[Spambayes] Critique of Graham's math

Tim Peters tim.one@comcast.net
Tue, 17 Sep 2002 18:58:06 -0400


<http://radio.weblogs.com/0101454/stories/2002/09/16/spamDetection.html>

appears to be a reasonable critique of Paul Graham's math.  I griped about
some of these things on Python-Dev before the results got so good that I
couldn't care much anymore <0.5 wink>.  Note that we've already removed most
of the biases in Graham's original formulation, but HAMBIAS still does too
much good to get rid of, and I'm still wrestling with trying to give more
weight to indicators with more evidence to back them up.
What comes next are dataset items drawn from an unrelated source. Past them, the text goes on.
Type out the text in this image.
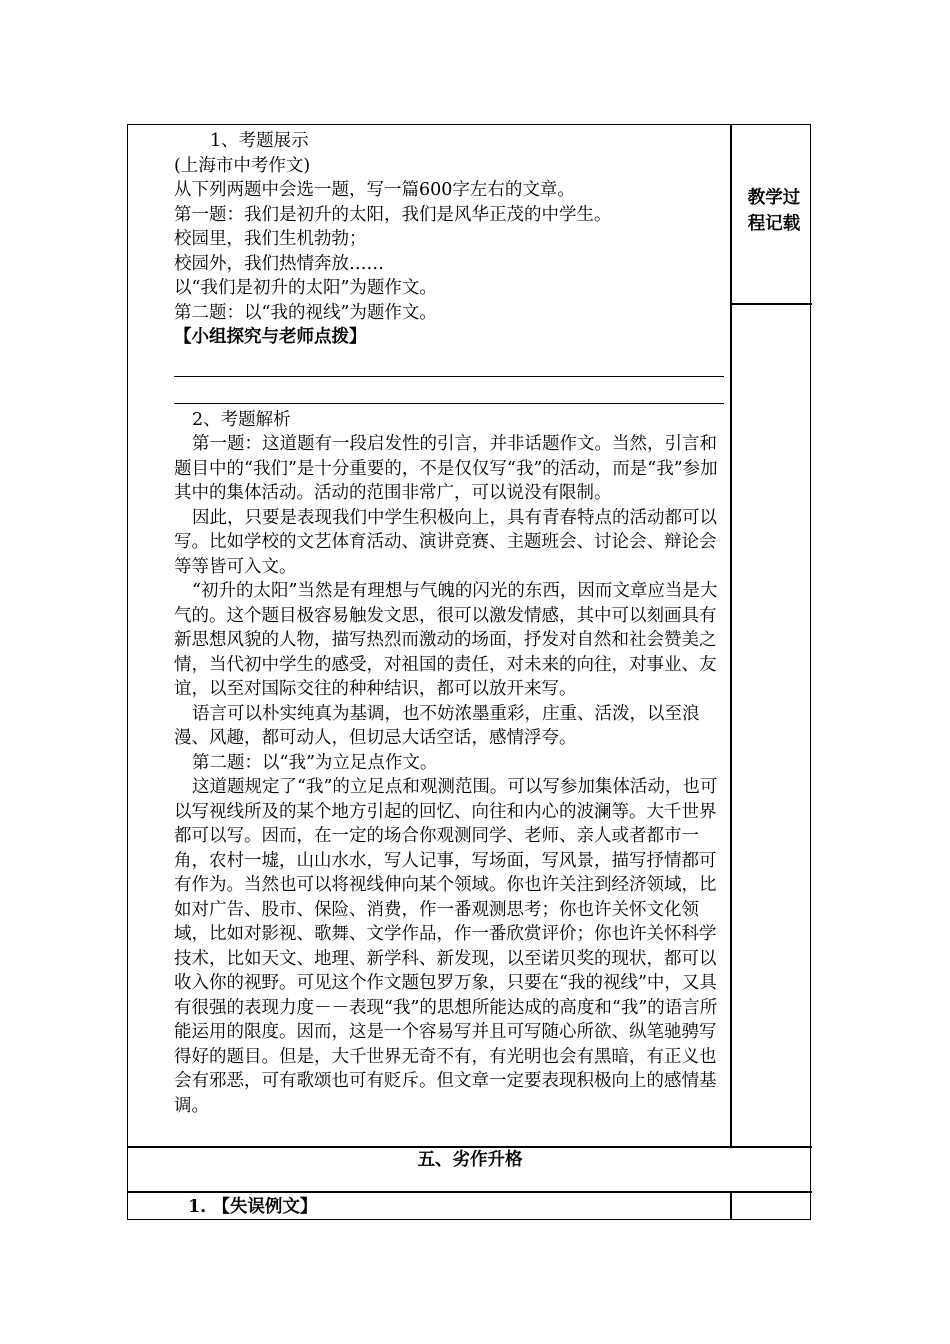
1、考题展示

(上海市中考作文)

从下列两题中会选一题，写一篇600字左右的文章。

第一题：我们是初升的太阳，我们是风华正茂的中学生。

校园里，我们生机勃勃；

校园外，我们热情奔放……

以“我们是初升的太阳”为题作文。

第二题：以“我的视线”为题作文。

【小组探究与老师点拨】

2、考题解析

第一题：这道题有一段启发性的引言，并非话题作文。当然，引言和题目中的“我们”是十分重要的，不是仅仅写“我”的活动，而是“我”参加其中的集体活动。活动的范围非常广，可以说没有限制。

因此，只要是表现我们中学生积极向上，具有青春特点的活动都可以写。比如学校的文艺体育活动、演讲竞赛、主题班会、讨论会、辩论会等等皆可入文。

“初升的太阳”当然是有理想与气魄的闪光的东西，因而文章应当是大气的。这个题目极容易触发文思，很可以激发情感，其中可以刻画具有新思想风貌的人物，描写热烈而激动的场面，抒发对自然和社会赞美之情，当代初中学生的感受，对祖国的责任，对未来的向往，对事业、友谊，以至对国际交往的种种结识，都可以放开来写。

语言可以朴实纯真为基调，也不妨浓墨重彩，庄重、活泼，以至浪漫、风趣，都可动人，但切忌大话空话，感情浮夸。

第二题：以“我”为立足点作文。

这道题规定了“我”的立足点和观测范围。可以写参加集体活动，也可以写视线所及的某个地方引起的回忆、向往和内心的波澜等。大千世界都可以写。因而，在一定的场合你观测同学、老师、亲人或者都市一角，农村一墟，山山水水，写人记事，写场面，写风景，描写抒情都可有作为。当然也可以将视线伸向某个领域。你也许关注到经济领域，比如对广告、股市、保险、消费，作一番观测思考；你也许关怀文化领域，比如对影视、歌舞、文学作品，作一番欣赏评价；你也许关怀科学技术，比如天文、地理、新学科、新发现，以至诺贝奖的现状，都可以收入你的视野。可见这个作文题包罗万象，只要在“我的视线”中，又具有很强的表现力度－－表现“我”的思想所能达成的高度和“我”的语言所能运用的限度。因而，这是一个容易写并且可写随心所欲、纵笔驰骋写得好的题目。但是，大千世界无奇不有，有光明也会有黑暗，有正义也会有邪恶，可有歌颂也可有贬斥。但文章一定要表现积极向上的感情基调。

教学过
程记载
五、劣作升格
1. 【失误例文】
Gary Robinson has other ideas worth testing, although he's mistaken about
"It is also worth noting that this reduces to Paul's original approach if
you set a=0":  it's another peculiarity of Graham's scheme that
update_probabilities() counts the number of times a word appears in a msg,
but that spamprob() only looks at "no times, or at least once".  Robinson's
claim would be true if update_probabilities() (like spamprob()) also limited
itself to a pure "it's there or it's not there" distinction.

Heh:  I see that Graham's own writeup has quietly changed what we call
UNKNOWN_SPAMPROB from 0.2 to 0.4.  I'm leaving it at our 0.5 <wink>.